From Bronx with love

EYES WIDE OPEN - Iris Gonzales - The Philippine Star

In the working-class, poverty ridden New York City borough called the Bronx, violence was king for many decades. There were street gangs, drug addicts, prostitutes, and drifters from all over New York and beyond. They settled in abandoned properties in the bankrupt and decaying district. 

Friends and relatives warned me to stay away from the place when I went on a solo trip to The Big Apple more than a decade ago. 

But the warnings made the district more intriguing to me, so I stubbornly took the train to the area for a quick visit. True enough, Bronx was indeed as what the warnings said it would be – dark, hostile, and somewhat alienating.

Economic development through arts

But the Bronx I saw is much different now, I learned recently, thanks to creative placemaking – an urban renewal of sorts spearheaded by artists – that started in New York in 2010. 

Shepherded by a group called ArtPlace America, creative placemaking is regarded as the use of arts and culture to shape the physical and social character of a place to spur economic development and promote enduring social change. 

It is an artist-led approach to improve cities and communities. 

This movement swept through New York and changed the image of boroughs like the Bronx. 

Music, arts and hip-hop replaced drug trafficking, prostitution and other crimes in many areas in the once violent district. Real estate investors started to come in.

Of course, it may take a lifetime to change a place’s past, but things have changed significantly with creative placemaking.

From Bronx to Calle Industria

Interestingly, such approach in revitalizing a place or district has now found its way to the Philippines, thanks to scholars of the Thames Entrepreneurs School of Asia and the Apl.de.Ap Foundation. 

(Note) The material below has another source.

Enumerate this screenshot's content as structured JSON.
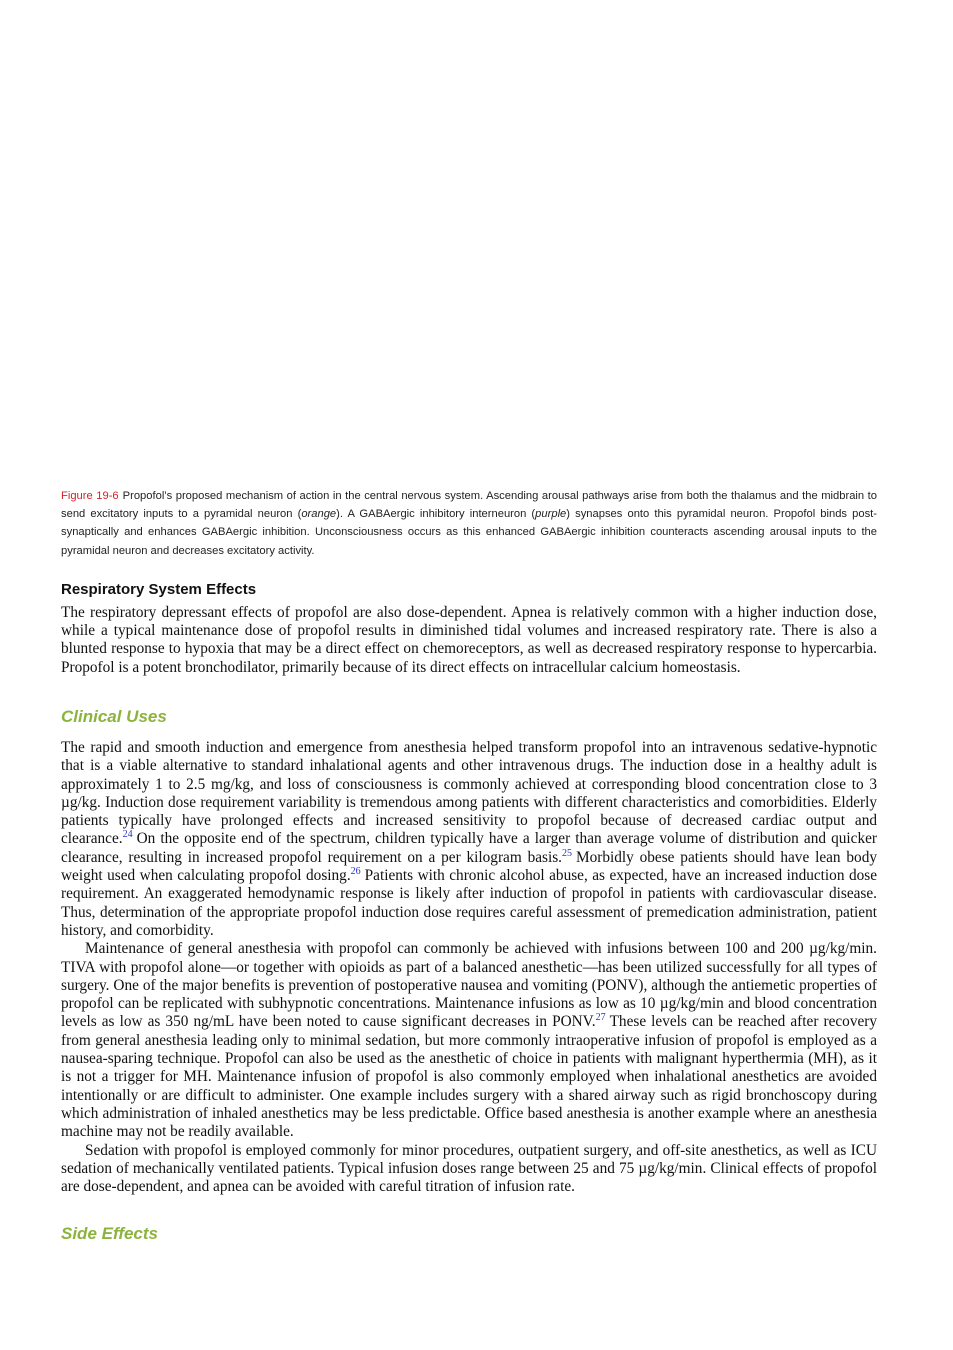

The scholars initiated and conceptualized the Industria Art Walk Project which aims to improve the industrial district of Calle Industria in Libis, Quezon City, which is home to Thames itself.

Thames is along Calle Industria across the facility of the Gokongwei-owned Universal Robina Corp. (URC) and alongside the famed carinderias in the district.

The project seeks to empower community stakeholders and make the area more attractive to visitors through arts, food, music and culture. 

Listening to Thames president Jaime “Joel” Noel Santos during the project launch, I found the endea-vor very interesting.

Inside the library of Thames, artists, social entrepreneurs and rappers gathered to join the launch.  The crowd was wild and energetic and ready to paint the town red. The vibe was almost tangible. Sitting in the room with them, I felt that this whole community can change the world, one street at a time.

There would be three objectives, Joel explained to the crowd. One is to improve the community livelihood by upgrading the Industria carinderias to make them tourist friendly like Singapore’s hawker centers or the street food alleys of Bangkok. Food safety and presentation are top priorities, he said.

Another objective is to beautify Calle Industria with “street art” starting with Thames. 

On the day of the launch, artists led by American-Filipino artist Apl.de.Ap of the famed Black Eyed Peas, and scholars kicked-off the project with the unveiling of an art installation along Thames – a portion of the school’s wall was broken as a symbolic gesture of being one with the community. 

Artists included Jun de Leon, who put up a photo installation, and Eric David for the installation art, and Tripp63 for the Industria mural.

The third and last objective is to create livelihood workshops for the community such as mural making, photography, theater, fluid art, shoe-making, sewing, and writing. 

I wondered what inspired Joel and the Thames’ scholars to pursue the project. He said it’s part of the Thames students’ DNA of “giving back to the community.”

Calle Industria, being their home, is the perfect place to start. Joel said they wanted a project that would help develop the community, but without alienating the locals – the carinderia owners, the street children, and factory workers who go there for work.

During the launch, many chimed in to support the project including the local government and Thames’ corporate neighbors. Representatives from different companies doing business in the area, including the Gokongweis’ Universal Robina, EEI Corp., D&L and the Belmontes’ The Nuvo Land, also joined the launch and other stakeholder meetings.

Joel is excited and I totally get why. Calle Industria will be the first creative placemaking project in Asia. 

I share the anticipation. I’m looking forward to visiting Calle Industria again soon to see the redevelopment. I hope the local community will fully cooperate and strongly benefit from the transformation. I hope the changes will indeed spur economic growth.

There will be murals with stories to tell, music that will drown out the noise of factories, and soon, a gastronomic adventure for visitors and locals alike.

Props to the artists for pursuing such an endeavor. Calle Industria is your canvas and the world will be waiting. 

Indeed from Bronx to Calle Industria, artists have shown that an arts-based approach to urban planning and renewal is possible.